Python vs C++ Parser Conversion Issues in DeepStream with YOLOv8

• Hardware Platform (Jetson / GPU): dPU A40.
• DeepStream Version: 6.4-triton-multiarch.
• TensorRT Version: 8.6.2.3.
• NVIDIA GPU Driver Version (valid for GPU only): 525.147.05.
• Issue Type( questions, new requirements, bugs): questions.
• How to reproduce the issue ? (This is for bugs. Including which sample app is using, the configuration files content, the command line used and other details for reproducing)

I am encountering an issue using NVIDIA DeepStream with the YOLOv8 model. I have written a parser in C++ which works quite well. The input to the YOLOv8 model is 640x640.

When I configure streammux with width and height as either 640x640 or using the original image size of 1920x1080, my C++ parser correctly draws the bounding boxes. However, when I switch to writing the parser in Python (using the output-tensor-meta=1 setting), I can only draw accurate bounding boxes when streammux is configured with width and height as 640x640.

I have several questions regarding this issue:

  1. Conversion of Bounding Boxes in C++ vs Python: I suspect there is a conversion process of bounding boxes from the output of the C++ parser to the size of streammux. Is there any function in DeepStream to perform this with the Python parser?
  2. Preprocessing for SGIE: Does DeepStream convert bounding box coordinates to the streammux resolution before cropping the image for SGIE processing? In other words, is the cropping for SGIE based on bounding box coordinates that have already been adjusted to match the streammux resolution?
  3. Using NMS in Python: In the C++ configuration, I can use NMS through [class-attrs-all]. In Python, do I need to rewrite the NMS logic, or is there a way to apply similar configuration from the C++ config file?

Any help and guidance would be greatly appreciated. Thank you!

You mean the preprocess parser or postprocess parser? Could you attach your whole pipeline?
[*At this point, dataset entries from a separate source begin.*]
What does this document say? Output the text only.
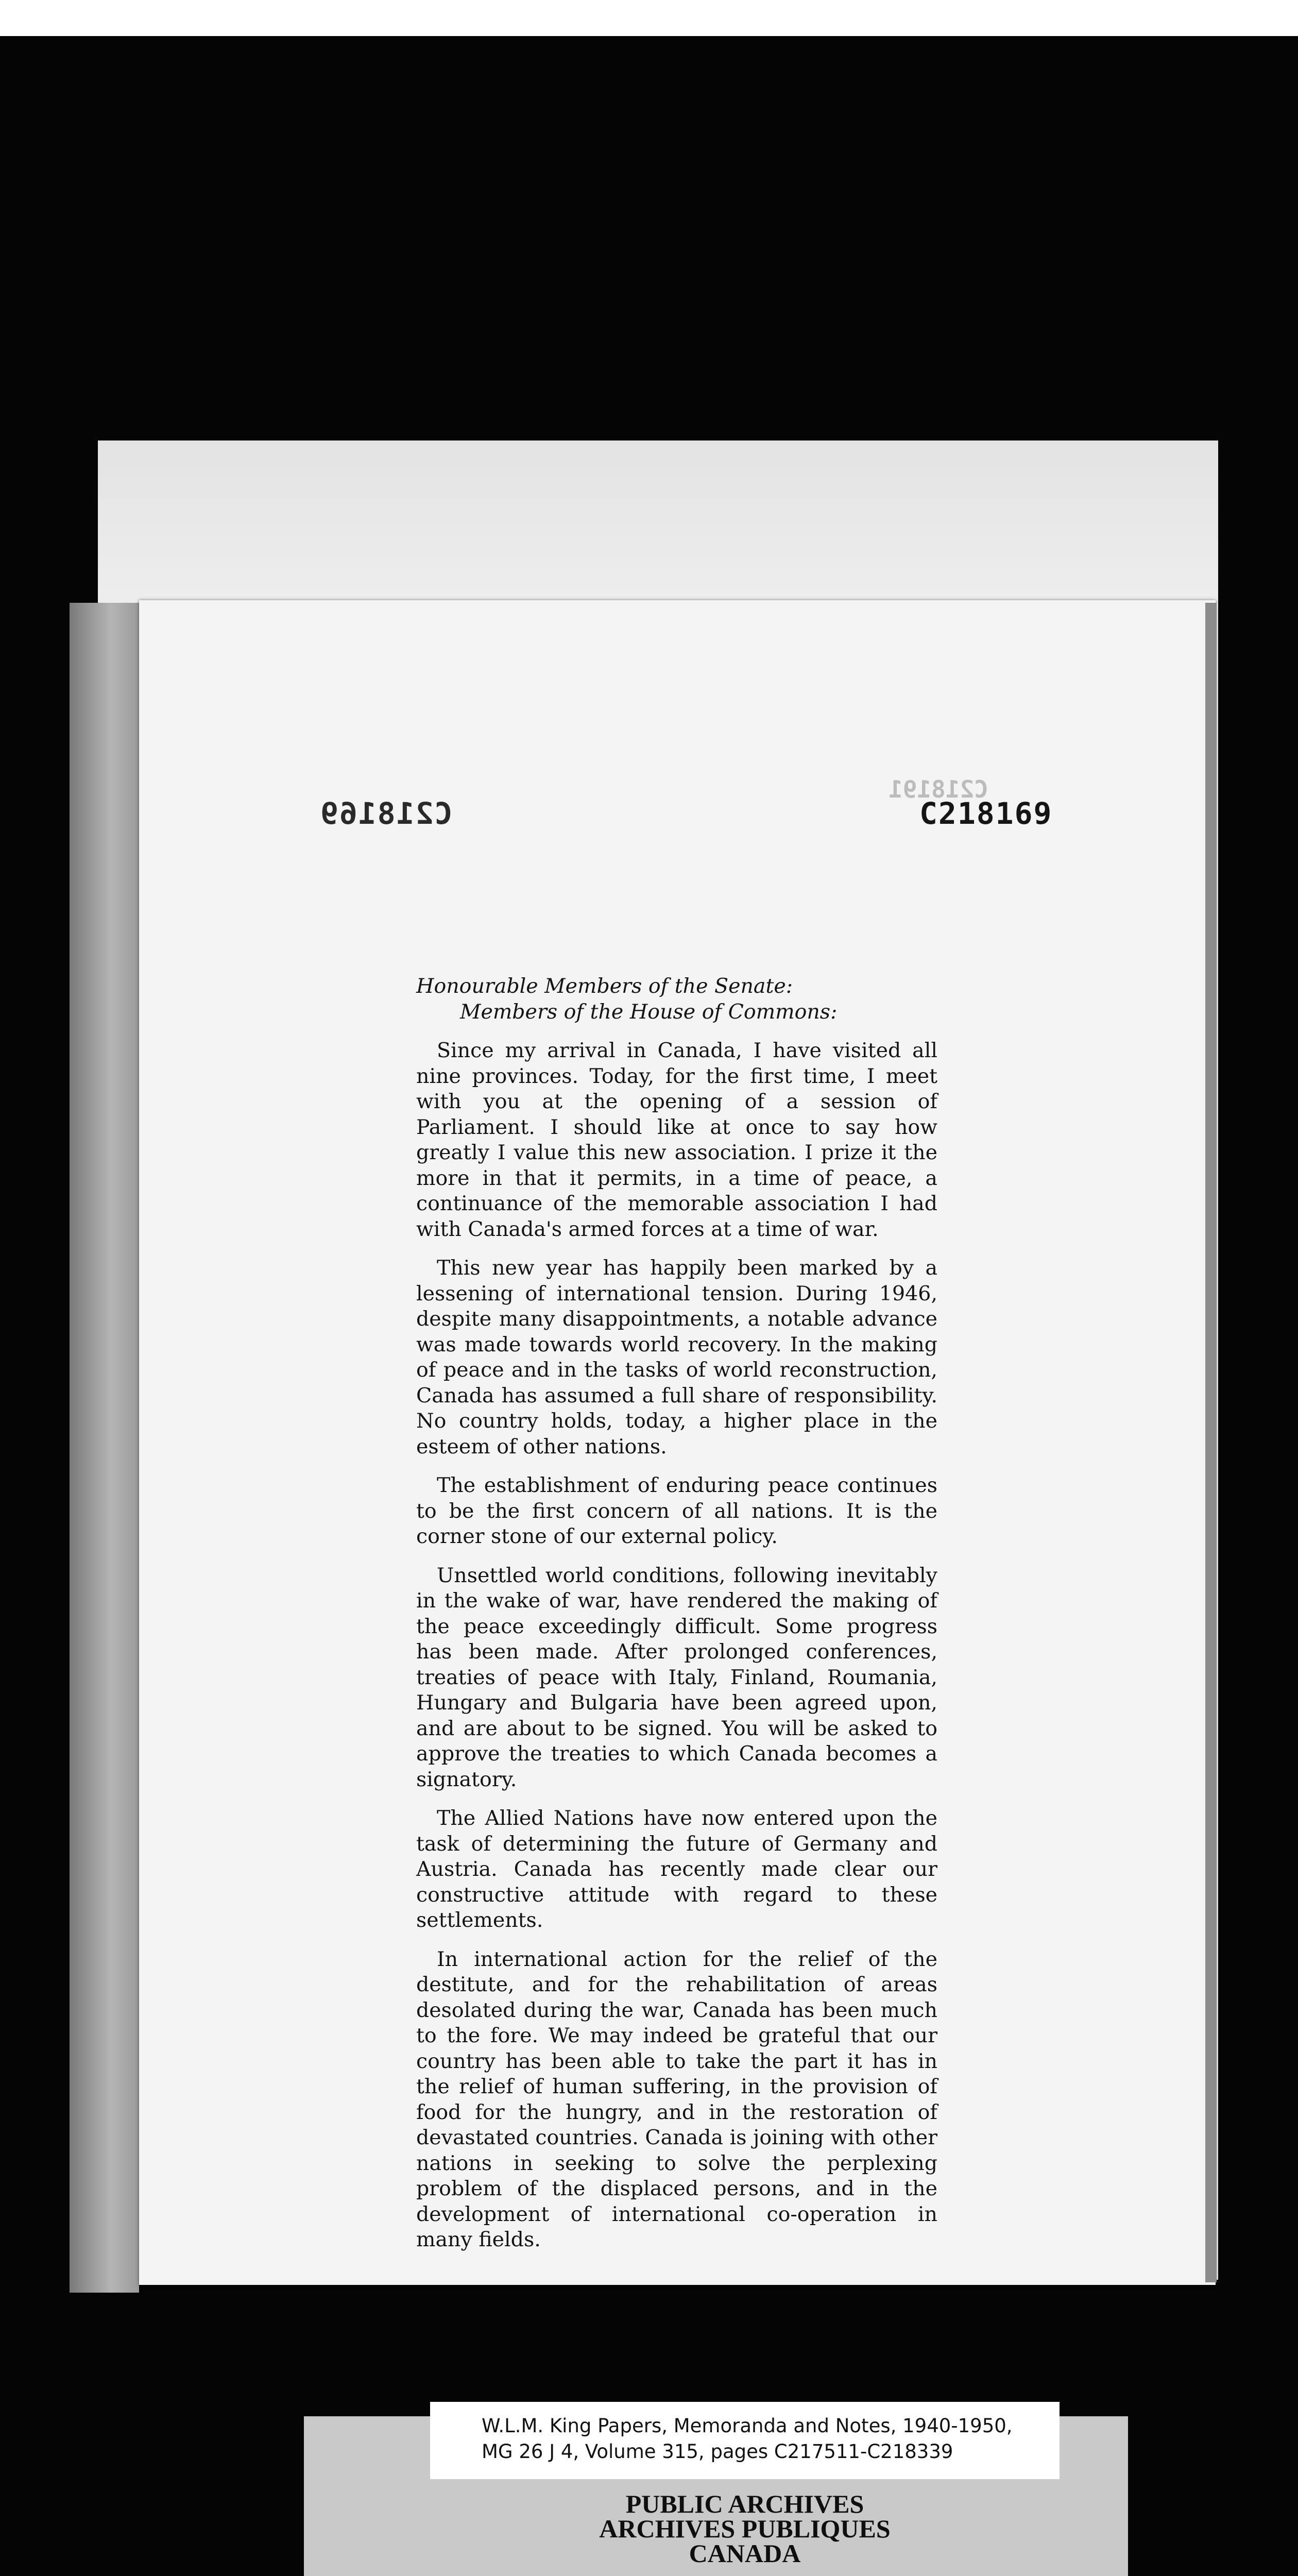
C218191
C218169	C218169

Honourable Members of the Senate:

Members of the House of Commons:

Since my arrival in Canada, I have visited all nine provinces. Today, for the first time, I meet with you at the opening of a session of Parliament. I should like at once to say how greatly I value this new association. I prize it the more in that it permits, in a time of peace, a continuance of the memorable association I had with Canada's armed forces at a time of war.

This new year has happily been marked by a lessening of international tension. During 1946, despite many disappointments, a notable advance was made towards world recovery. In the making of peace and in the tasks of world reconstruction, Canada has assumed a full share of responsibility. No country holds, today, a higher place in the esteem of other nations.

The establishment of enduring peace continues to be the first concern of all nations. It is the corner stone of our external policy.

Unsettled world conditions, following inevitably in the wake of war, have rendered the making of the peace exceedingly difficult. Some progress has been made. After prolonged conferences, treaties of peace with Italy, Finland, Roumania, Hungary and Bulgaria have been agreed upon, and are about to be signed. You will be asked to approve the treaties to which Canada becomes a signatory.

The Allied Nations have now entered upon the task of determining the future of Germany and Austria. Canada has recently made clear our constructive attitude with regard to these settlements.

In international action for the relief of the destitute, and for the rehabilitation of areas desolated during the war, Canada has been much to the fore. We may indeed be grateful that our country has been able to take the part it has in the relief of human suffering, in the provision of food for the hungry, and in the restoration of devastated countries. Canada is joining with other nations in seeking to solve the perplexing problem of the displaced persons, and in the development of international co-operation in many fields.

W.L.M. King Papers, Memoranda and Notes, 1940-1950,
MG 26 J 4, Volume 315, pages C217511-C218339
PUBLIC ARCHIVES
ARCHIVES PUBLIQUES
CANADA
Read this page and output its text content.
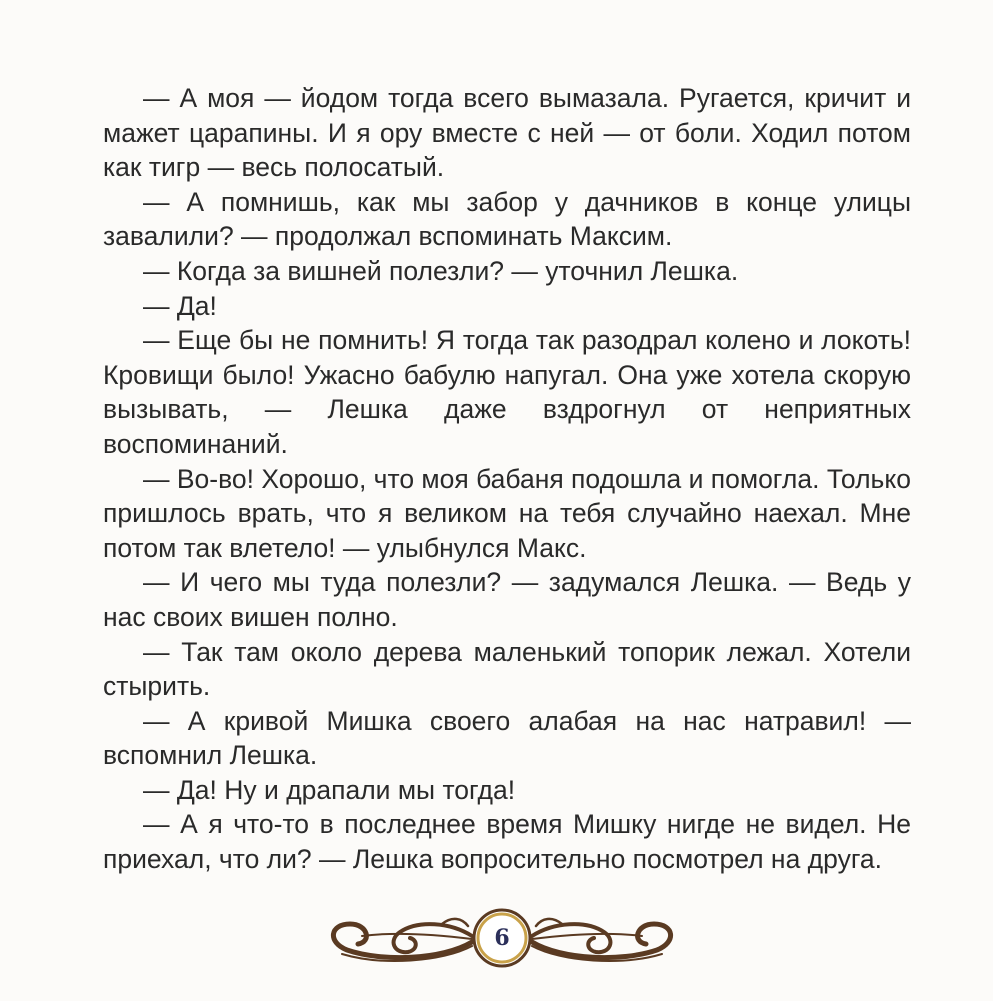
— А моя — йодом тогда всего вымазала. Ругается, кричит и мажет царапины. И я ору вместе с ней — от боли. Ходил потом как тигр — весь полосатый.

— А помнишь, как мы забор у дачников в конце улицы завалили? — продолжал вспоминать Максим.

— Когда за вишней полезли? — уточнил Лешка.

— Да!

— Еще бы не помнить! Я тогда так разодрал колено и локоть! Кровищи было! Ужасно бабулю напугал. Она уже хотела скорую вызывать, — Лешка даже вздрогнул от неприятных воспоминаний.

— Во-во! Хорошо, что моя бабаня подошла и помогла. Только пришлось врать, что я великом на тебя случайно наехал. Мне потом так влетело! — улыбнулся Макс.

— И чего мы туда полезли? — задумался Лешка. — Ведь у нас своих вишен полно.

— Так там около дерева маленький топорик лежал. Хотели стырить.

— А кривой Мишка своего алабая на нас натравил! — вспомнил Лешка.

— Да! Ну и драпали мы тогда!

— А я что-то в последнее время Мишку нигде не видел. Не приехал, что ли? — Лешка вопросительно посмотрел на друга.

6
1.There is a conversion in the nvstreammux. It will convert the original video to the width and height you configured.
2. There is a conversion in the nvinfer to convert the width and height to the model.
3. No. You can still config the NMS with the [class-attrs-all] or you need to implement by python all by yourself.

I am talking about a postprocess parser for the model. My current pipeline is uridecodebin → streammux(1920x1080) → pgie(640x640) → nvvideoconvert → nvdsosd → nvvideoconvert → capsfilter → nvv4l2h264enc → h264parse → filesink. It seems you misunderstood my point. In my first question, I wrote a postprocess parser for the model in C++, which works correctly for both streammux sizes 1920x1080 and 640x640. However, when I use output-tensor-meta=1 to write the parser in Python from pgie, the result incorrectly draws bounding boxes if the streammux size is 1920x1080. This leads me to suspect that if I use parse-bbox-func-name, there is a step to convert the bounding coordinates from the model’s size of 640x640 back to 1920x1080 to draw them correctly, which I don’t have in Python. My second question is, if I add sgie, will the input crop the image resized to 640x640 from pgie or crop the image from 1920x1080 of streammux? In my third question, are you suggesting that I can still use nms from [class-attrs-all] for the postprocess parser in Python? I am using DeepStream Python.

1.Yes. If you implement the postprocess yourself with python, you need to process the conversion of the coordinate.
2. The input video size depends on the output of the previous plugin.
3. If you want to implement your own algorithm in python, you need to implement yourself.

This topic was automatically closed 14 days after the last reply. New replies are no longer allowed.